As far as chops vs. musicality, playing musically is very important. Let's face it, what good is learning to play the drums at all if you're not going to be a musical drummer? However, learning to play musically is not a part of the WFD contests and shouldn't be. This is something that drummers must learn on their own. The WFD is concerned with just one aspect of drumming and that is building chops, and chops are a critically important addition to any drummer's bag of tricks as they play a key role in creativity. What good is inventing some really cool groove or fill during a performance if you don't have the chops to execute it cleanly and accurately?

gretschdrmr

Member since 4-1-03

18 posts 12-05-03, 02:13 PM (EST)

 

16. "RE: For that matter...who are..."

In response to message #15

 

>Ya, I have. He is good. This article could help explain why...

Ever since the first World's Fastest Drummer contest was held, drummers have been for and against it. The drummers who are against the Drumometer and the WFD contests cite that drumming is not a sport and chops are not as important as musicality. They're also upset because they feel that practicing long hours to build chops is a waste of time that could be better spent on learning to play musically. I personally disagree. Drumming is a very physical activity that could qualify as a sport and the WFD contests simply provide a place for drummers to get together and test themselves against each other in friendly competition and in a fun environment. Because of the information that is circulated during these contests, many of the contestants find that they learn a lot more about the proper practice of drum technique. Things they can take home with them that will help them for the rest of their drumming lives. I see this as a very positive thing for the education of our future up-and-coming drummers as well as seasoned players who may never have really spent much time developing their chops properly.

As far as chops vs. musicality, playing musically is very important. Let's face it, what good is learning to play the drums at all if you're not going to be a musical drummer? However, learning to play musically is not a part of the WFD contests and shouldn't be. This is something that drummers must learn on their own. The WFD is concerned with just one aspect of drumming and that is building chops, and chops are a critically important addition to any drummer's bag of tricks as they play a key role in creativity. What good is inventing some really cool groove or fill during a performance if you don't have the chops to execute it cleanly and accurately?

Well said. I think both are important. Drummers must have both. I know I have found myself many a night near the end of a three hour gig wishing I had more chops.
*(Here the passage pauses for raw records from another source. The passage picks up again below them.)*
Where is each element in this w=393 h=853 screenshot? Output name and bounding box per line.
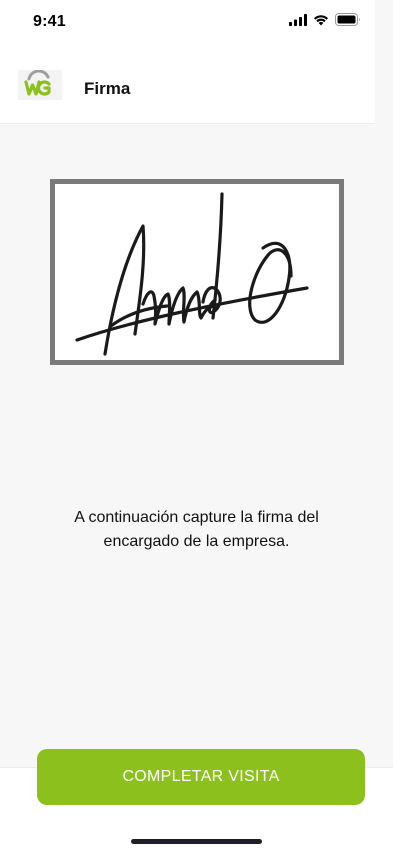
- app-header: Firma: [0, 46, 375, 124]
- page-title: Firma: [84, 79, 131, 98]
- status-time: 9:41: [33, 13, 66, 30]
- signature-drawing: [75, 192, 309, 356]
- company-logo-icon: [18, 69, 62, 100]
- home-indicator[interactable]: [131, 839, 262, 844]
- battery-icon: [335, 13, 361, 31]
- signature-instructions: A continuación capture la firma del enca…: [74, 509, 319, 550]
- wifi-icon: [313, 13, 329, 31]
- status-icons: [289, 13, 361, 31]
- signature-pad[interactable]: [50, 179, 344, 365]
- status-bar: 9:41: [0, 0, 375, 46]
- cellular-signal-icon: [289, 13, 307, 31]
- complete-visit-button[interactable]: COMPLETAR VISITA: [37, 749, 365, 805]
Results! Why, man, I have gotten a lot of results. I know several thousand things that won't work.

-Thomas A. Edison

ZoLo

Member since 8-5-03

21 posts 12-05-03, 07:50 PM (EST)

 

17. "RE: For that matter...who are..."

In response to message #16

 

>Well said. I think both are important. Drummers must have

>both. I know I have found myself many a night near the end

>of a three hour gig wishing I had more chops.

True, the article makes good points. I just wondered if he was being voted one of the best in the area because he could wail on a practice pad. What band does the guy play with?